Hello Everyone,
I have counts data with 366 samples as columns and more than 50k ensembl ids as rownames. The data is stored in a dataframe "U".
Data looks like following:
S1 S2 S3
ENSG00000000003.13 5745 8742 7257
ENSG00000000005.5 4 1 0
ENSG00000000419.11 1394 2211 615
ENSG00000000457.12 344 1166 692
ENSG00000000460.15 405 480 258
ENSG00000000938.11 144 132 110
table(df$Status)
F2 F3 F4 NE
125 220 20 1
library(edgeR)
group <- factor(paste0(df$Status))
y <- DGEList(U, group=group)
keep <- rowSums(cpm(y) > 0.5) >= 2
table(keep)
summary(keep)
Mode FALSE TRUE NA's
logical 35503 24985 0
y <- y[keep, , keep.lib.sizes=FALSE]
y <- calcNormFactors(y, method = "TMM")
design2 <- model.matrix(~ 0 + group)
colnames(design2) <- c("G2","G3","G4","NE")
design2
y <- estimateDisp(y, design2, robust=TRUE)
y$common.dispersion
[1] 1.030704
fit <- glmQLFit(y, design2, robust=TRUE)
head(fit$coefficients)
G2 G3 G4 NE
ENSG00000000003.13 -9.614857 -9.514155 -9.219875 -9.388728
ENSG00000000005.5 -17.008674 -16.908788 -16.166986 -16.630297
ENSG00000000419.11 -10.940426 -10.914407 -10.898501 -10.804819
ENSG00000000457.12 -11.582309 -11.493746 -11.423292 -12.203859
ENSG00000000460.15 -12.362215 -12.205290 -11.947569 -12.040664
ENSG00000000938.11 -12.514476 -12.640490 -13.160899 -13.074225
contrast.matrix <- makeContrasts(G2-G3, levels=design2)
contrast.matrix
Contrasts
Levels G2 - G3
EG2 1
EG3 -1
EG4 0
NE 0
qlf <- glmQLFTest(fit, contrast=contrast.matrix)
topTags(qlf)
Coefficient: 1*G2 -1*G3
logFC logCPM F PValue FDR
ENSG00000124232.9 7.351170 0.86857907 278.9784 6.083121e-47 1.519868e-42
ENSG00000102195.8 7.077038 -0.11326609 236.7369 1.532441e-41 1.914402e-37
ENSG00000165066.12 6.034396 -1.42387186 224.2053 7.269869e-40 6.054590e-36
ENSG00000138161.11 3.629804 0.03880203 210.2262 5.937722e-38 3.242534e-34
ENSG00000164434.10 5.533205 -0.92141498 209.9531 6.488962e-38 3.242534e-34
ENSG00000256463.7 5.278677 -2.52333685 201.0082 1.152294e-36 4.798346e-33
ENSG00000233887.1 4.054302 -4.49118571 200.4813 3.120264e-36 1.113711e-32
ENSG00000196431.3 4.767828 -1.79054718 192.6636 1.759004e-35 5.173259e-32
ENSG00000280109.1 5.872673 0.25250281 192.4883 1.863491e-35 5.173259e-32
ENSG00000180053.7 3.349894 -4.85962856 193.4720 2.948655e-35 7.367214e-32
summary(decideTests(qlf))
Error in array(x, c(length(x), 1L), if (!is.null(names(x))) list(names(x), :
dims [product 99940] do not match the length of object [20]

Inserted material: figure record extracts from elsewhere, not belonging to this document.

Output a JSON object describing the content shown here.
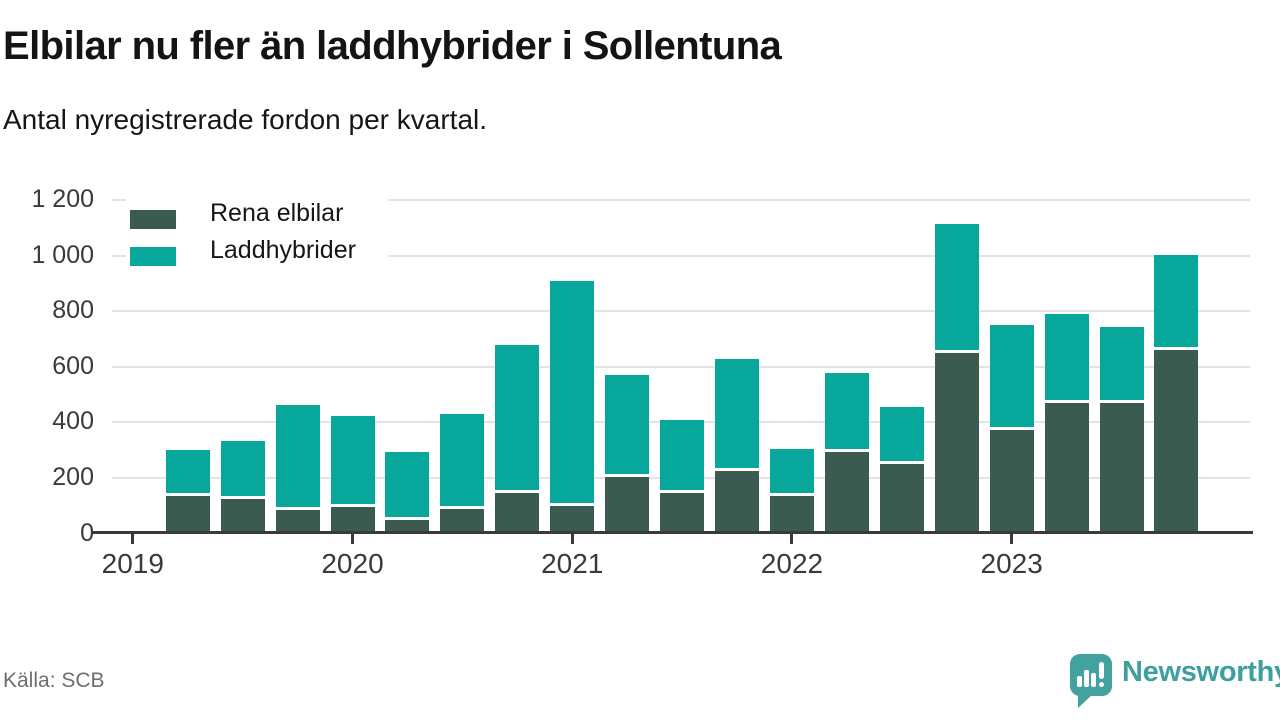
{
  "title": "Elbilar nu fler än laddhybrider i Sollentuna",
  "subtitle": "Antal nyregistrerade fordon per kvartal.",
  "source": "Källa: SCB",
  "branding": {
    "name": "Newsworthy",
    "icon": "newsworthy-speech-bubble-bar-chart-icon",
    "color": "#43a1a0"
  },
  "legend": [
    {
      "label": "Rena elbilar",
      "color": "#3b5b51"
    },
    {
      "label": "Laddhybrider",
      "color": "#07a79b"
    }
  ],
  "chart_data": {
    "type": "bar",
    "stacked": true,
    "title": "Elbilar nu fler än laddhybrider i Sollentuna",
    "subtitle": "Antal nyregistrerade fordon per kvartal.",
    "source": "Källa: SCB",
    "categories": [
      "2019 Q2",
      "2019 Q3",
      "2019 Q4",
      "2020 Q1",
      "2020 Q2",
      "2020 Q3",
      "2020 Q4",
      "2021 Q1",
      "2021 Q2",
      "2021 Q3",
      "2021 Q4",
      "2022 Q1",
      "2022 Q2",
      "2022 Q3",
      "2022 Q4",
      "2023 Q1",
      "2023 Q2",
      "2023 Q3",
      "2023 Q4"
    ],
    "series": [
      {
        "name": "Rena elbilar",
        "color": "#3b5b51",
        "values": [
          125,
          115,
          75,
          85,
          40,
          80,
          135,
          90,
          195,
          135,
          215,
          125,
          285,
          240,
          640,
          365,
          460,
          460,
          650
        ]
      },
      {
        "name": "Laddhybrider",
        "color": "#07a79b",
        "values": [
          165,
          210,
          380,
          330,
          245,
          340,
          535,
          810,
          365,
          265,
          405,
          170,
          285,
          205,
          465,
          375,
          320,
          275,
          345
        ]
      }
    ],
    "totals": [
      290,
      325,
      455,
      415,
      285,
      420,
      670,
      900,
      560,
      400,
      620,
      295,
      570,
      445,
      1105,
      740,
      780,
      735,
      995
    ],
    "xlabel": "",
    "ylabel": "",
    "ylim": [
      0,
      1200
    ],
    "yticks": [
      {
        "label": "0",
        "value": 0
      },
      {
        "label": "200",
        "value": 200
      },
      {
        "label": "400",
        "value": 400
      },
      {
        "label": "600",
        "value": 600
      },
      {
        "label": "800",
        "value": 800
      },
      {
        "label": "1 000",
        "value": 1000
      },
      {
        "label": "1 200",
        "value": 1200
      }
    ],
    "xticks": [
      "2019",
      "2020",
      "2021",
      "2022",
      "2023"
    ],
    "grid": "horizontal",
    "legend_position": "top-left"
  }
}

Can anyone tell me what is this error. Did I go wrong anywhere?
Thank you
Code looks fine to me. Check if
decideTestsDGE
works, in which case it may be an S3 dispatch error. If that also fails, make a minimum working example that other people can run to reproduce the error.Hi Aaron,
Thanks for the reply. I used like following:
summary(decideTestsDGE(qlf))
[,1]
-1 949
0 22517
1 1519
It means 949 downregulated genes and 1519 upregulated genes b/w G2-G3 comparison. Am I right? And in topTags(qlf) Which are differentially expressed genes? On what basis should I consider them as differentially expressed?
And how to save that "qlf" into file?